Kto płaci na Federę?

Andrzej Macura

publikacja 07.01.2010 11:46

Federacja Planowanego Rodzicielstwa Ameryki (PPFA), International Health Coalition z Nowego Jorku, Fundacja Forda oraz producent środków antykoncepcyjnych – to między innymi donatorzy organizacji związanych z Federacją na rzecz Kobiet i Planowania Rodziny – informuje najnowszy Gość Niedzielny w artykule Natalii Dueholm „Federa i dolary”.

Kto płaci na Federę? Henryk Przondziono Agencja GN Informacje Gościa nie objęły ewentualnych dotacji z Unii i polskich sponsorów.

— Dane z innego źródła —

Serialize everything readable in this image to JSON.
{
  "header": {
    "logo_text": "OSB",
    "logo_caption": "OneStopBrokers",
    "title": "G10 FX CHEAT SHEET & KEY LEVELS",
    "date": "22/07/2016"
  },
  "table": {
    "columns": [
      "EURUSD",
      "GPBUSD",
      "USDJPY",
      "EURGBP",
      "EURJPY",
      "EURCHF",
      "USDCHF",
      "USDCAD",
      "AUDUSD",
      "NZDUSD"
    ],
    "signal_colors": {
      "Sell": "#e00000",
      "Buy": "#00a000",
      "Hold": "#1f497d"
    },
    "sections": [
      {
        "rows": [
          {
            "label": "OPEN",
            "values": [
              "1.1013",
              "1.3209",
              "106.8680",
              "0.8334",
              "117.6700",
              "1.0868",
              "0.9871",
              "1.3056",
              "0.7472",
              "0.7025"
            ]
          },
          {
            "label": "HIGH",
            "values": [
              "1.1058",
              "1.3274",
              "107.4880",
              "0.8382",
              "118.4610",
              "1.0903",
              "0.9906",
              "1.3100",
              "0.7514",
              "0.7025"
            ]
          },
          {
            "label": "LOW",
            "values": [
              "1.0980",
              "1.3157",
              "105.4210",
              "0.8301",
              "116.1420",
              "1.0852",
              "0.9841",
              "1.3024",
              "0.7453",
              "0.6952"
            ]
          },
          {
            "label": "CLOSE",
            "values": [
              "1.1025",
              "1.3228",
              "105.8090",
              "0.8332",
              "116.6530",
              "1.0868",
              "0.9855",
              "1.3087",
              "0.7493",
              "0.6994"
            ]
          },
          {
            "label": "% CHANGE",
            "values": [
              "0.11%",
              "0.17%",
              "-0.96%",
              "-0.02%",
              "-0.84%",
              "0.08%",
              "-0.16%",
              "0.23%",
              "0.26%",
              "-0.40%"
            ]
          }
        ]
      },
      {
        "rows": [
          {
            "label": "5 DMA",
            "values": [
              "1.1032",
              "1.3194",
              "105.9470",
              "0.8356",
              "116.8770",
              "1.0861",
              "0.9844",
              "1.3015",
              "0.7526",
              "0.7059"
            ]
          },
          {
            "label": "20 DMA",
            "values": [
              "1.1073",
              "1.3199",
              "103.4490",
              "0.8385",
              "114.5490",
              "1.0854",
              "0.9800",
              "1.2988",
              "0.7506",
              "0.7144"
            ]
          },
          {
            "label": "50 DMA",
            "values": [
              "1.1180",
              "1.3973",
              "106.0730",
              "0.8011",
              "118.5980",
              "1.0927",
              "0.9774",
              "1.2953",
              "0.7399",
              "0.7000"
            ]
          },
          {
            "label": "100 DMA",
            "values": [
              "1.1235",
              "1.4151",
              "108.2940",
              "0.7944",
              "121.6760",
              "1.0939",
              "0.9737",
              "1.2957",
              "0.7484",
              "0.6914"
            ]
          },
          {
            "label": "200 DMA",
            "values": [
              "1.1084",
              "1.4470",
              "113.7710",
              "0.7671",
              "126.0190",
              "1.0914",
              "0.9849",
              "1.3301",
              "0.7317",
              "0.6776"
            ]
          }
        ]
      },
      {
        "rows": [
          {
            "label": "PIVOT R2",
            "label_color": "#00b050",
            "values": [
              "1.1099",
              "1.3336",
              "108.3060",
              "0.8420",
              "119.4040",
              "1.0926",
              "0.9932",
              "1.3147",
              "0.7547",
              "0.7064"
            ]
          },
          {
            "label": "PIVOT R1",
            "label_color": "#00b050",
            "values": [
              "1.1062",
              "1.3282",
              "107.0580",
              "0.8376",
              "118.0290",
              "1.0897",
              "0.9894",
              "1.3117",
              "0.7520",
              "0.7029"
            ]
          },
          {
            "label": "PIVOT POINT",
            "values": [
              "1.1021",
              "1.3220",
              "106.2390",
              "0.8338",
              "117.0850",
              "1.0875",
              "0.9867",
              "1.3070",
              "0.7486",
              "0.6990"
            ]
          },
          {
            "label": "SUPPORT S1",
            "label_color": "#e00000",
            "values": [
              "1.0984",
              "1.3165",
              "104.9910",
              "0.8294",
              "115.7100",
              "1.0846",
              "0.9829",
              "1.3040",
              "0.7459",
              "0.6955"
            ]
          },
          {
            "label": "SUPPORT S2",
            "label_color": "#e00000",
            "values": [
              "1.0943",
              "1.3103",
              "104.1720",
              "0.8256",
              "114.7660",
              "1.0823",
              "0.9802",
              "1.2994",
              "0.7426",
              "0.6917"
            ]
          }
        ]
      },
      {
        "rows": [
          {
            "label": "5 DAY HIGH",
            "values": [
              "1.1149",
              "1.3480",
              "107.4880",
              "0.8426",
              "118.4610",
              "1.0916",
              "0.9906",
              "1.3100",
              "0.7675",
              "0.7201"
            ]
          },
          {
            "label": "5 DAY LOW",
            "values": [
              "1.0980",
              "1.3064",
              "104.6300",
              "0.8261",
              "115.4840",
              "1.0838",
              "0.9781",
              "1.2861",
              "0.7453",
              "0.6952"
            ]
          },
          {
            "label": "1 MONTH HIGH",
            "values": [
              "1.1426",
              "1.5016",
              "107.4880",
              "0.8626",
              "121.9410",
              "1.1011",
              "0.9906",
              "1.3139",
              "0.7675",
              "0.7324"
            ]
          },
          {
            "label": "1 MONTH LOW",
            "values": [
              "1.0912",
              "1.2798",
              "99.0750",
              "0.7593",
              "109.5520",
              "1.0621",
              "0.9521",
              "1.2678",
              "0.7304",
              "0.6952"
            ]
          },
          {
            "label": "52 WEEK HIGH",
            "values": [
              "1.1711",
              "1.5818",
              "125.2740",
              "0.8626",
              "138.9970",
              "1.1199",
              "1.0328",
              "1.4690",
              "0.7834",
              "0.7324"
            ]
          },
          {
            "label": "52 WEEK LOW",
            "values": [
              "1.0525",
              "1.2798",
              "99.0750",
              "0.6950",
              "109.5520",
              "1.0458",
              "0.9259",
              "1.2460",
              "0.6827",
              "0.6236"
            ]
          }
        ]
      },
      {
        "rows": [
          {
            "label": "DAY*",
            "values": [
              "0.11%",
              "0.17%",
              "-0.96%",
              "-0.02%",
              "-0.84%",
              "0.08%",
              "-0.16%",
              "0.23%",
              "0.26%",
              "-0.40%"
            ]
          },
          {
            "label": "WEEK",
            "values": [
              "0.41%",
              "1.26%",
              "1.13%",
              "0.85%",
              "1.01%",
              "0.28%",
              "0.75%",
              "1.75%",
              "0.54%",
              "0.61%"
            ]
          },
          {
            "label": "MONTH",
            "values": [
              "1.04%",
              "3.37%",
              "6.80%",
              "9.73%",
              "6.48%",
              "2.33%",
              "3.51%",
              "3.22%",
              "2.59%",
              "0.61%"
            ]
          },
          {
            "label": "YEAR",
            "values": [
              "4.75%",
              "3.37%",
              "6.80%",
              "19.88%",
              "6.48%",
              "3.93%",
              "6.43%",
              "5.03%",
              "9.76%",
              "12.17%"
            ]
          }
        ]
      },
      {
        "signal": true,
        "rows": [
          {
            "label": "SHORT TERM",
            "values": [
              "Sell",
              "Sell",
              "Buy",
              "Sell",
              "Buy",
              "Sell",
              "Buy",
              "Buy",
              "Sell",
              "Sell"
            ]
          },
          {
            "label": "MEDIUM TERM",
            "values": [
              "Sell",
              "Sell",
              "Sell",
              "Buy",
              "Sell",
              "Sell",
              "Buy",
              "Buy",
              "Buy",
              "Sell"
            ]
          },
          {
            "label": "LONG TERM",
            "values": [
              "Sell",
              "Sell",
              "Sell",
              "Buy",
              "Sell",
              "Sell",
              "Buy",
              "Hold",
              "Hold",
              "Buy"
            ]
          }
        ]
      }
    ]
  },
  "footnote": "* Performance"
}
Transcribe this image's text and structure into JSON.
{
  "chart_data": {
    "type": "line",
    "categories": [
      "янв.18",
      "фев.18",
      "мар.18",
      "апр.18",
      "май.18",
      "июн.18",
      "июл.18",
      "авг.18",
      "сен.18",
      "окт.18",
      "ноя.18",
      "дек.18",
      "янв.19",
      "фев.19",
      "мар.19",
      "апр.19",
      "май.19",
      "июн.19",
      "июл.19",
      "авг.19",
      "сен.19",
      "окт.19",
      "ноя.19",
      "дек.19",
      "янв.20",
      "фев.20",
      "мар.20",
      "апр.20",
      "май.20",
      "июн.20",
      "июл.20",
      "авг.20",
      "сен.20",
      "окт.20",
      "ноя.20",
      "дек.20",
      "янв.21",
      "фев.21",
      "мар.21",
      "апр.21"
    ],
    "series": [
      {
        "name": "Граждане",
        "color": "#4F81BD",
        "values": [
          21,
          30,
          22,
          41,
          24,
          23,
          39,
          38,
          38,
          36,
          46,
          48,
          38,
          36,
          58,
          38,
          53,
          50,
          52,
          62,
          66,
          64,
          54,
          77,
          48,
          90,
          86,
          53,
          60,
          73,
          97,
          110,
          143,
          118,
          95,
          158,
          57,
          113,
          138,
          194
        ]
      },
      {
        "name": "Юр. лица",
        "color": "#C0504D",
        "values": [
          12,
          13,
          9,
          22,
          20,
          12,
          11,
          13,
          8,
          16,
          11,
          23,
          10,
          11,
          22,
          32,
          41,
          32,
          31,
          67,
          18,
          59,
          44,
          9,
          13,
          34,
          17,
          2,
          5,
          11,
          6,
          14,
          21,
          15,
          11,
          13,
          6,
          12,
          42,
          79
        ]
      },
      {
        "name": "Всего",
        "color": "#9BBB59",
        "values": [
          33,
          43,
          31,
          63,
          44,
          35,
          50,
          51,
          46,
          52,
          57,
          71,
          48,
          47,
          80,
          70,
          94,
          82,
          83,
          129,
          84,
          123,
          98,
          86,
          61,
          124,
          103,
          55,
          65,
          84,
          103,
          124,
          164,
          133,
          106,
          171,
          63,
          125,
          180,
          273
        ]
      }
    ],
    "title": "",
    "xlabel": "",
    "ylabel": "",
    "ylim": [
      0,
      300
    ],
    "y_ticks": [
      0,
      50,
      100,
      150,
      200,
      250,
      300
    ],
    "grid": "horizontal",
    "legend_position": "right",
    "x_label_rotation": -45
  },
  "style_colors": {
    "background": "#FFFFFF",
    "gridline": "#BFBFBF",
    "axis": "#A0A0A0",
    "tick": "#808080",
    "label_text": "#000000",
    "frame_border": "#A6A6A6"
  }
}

Dane zaczerpnięte zostały ze sprawozdań i  zeznań podatkowych amerykańskich organizacji. Wynika z nich między innymi, że PPFA w latach 2001-2008 przekazało związanemu z Federacją Towarzystwu Rozwoju Rodziny około 430 tysięcy dolarów. 43 tysiące dolarów otrzymało od potentata farmaceutycznego, producenta środków antykoncepcyjnych Pfitzer Foundation. Grant został przyznany „na szkolenie młodych lekarzy w celu poprawy jakości zdrowia seksualnego i reprodukcyjnego”. Jak wynika z raportu przygotowanego przez Fundusz Ludnościowy ONZ TRR otrzymywało też od czasu do czasu dary w towarze od firm farmaceutycznych.

Wedle autorki artykułu Federacja otrzymywała też pieniądze od popierających aborcję amerykańskich organizacji czy fundacji jako członek ASTRY (Środkowo- i Wschodnioeuropejskiej Sieci Kobiet na rzecz Praw Seksualnych i Reprodukcyjnych). której współzałożycielką była Wanda Nowicka.
 
W lutym 2009 kierująca Federacją na Rzecz Kobiet i Planowania Rodziny, Wanda Nowicka za stwierdzenie, że znajduje się na liście płac przemysłu aborcyjnego i antykoncepcyjnego wytoczyła proces o zniesławienie Joannie Najfeld, znanej obrończyni życia nienarodzonych.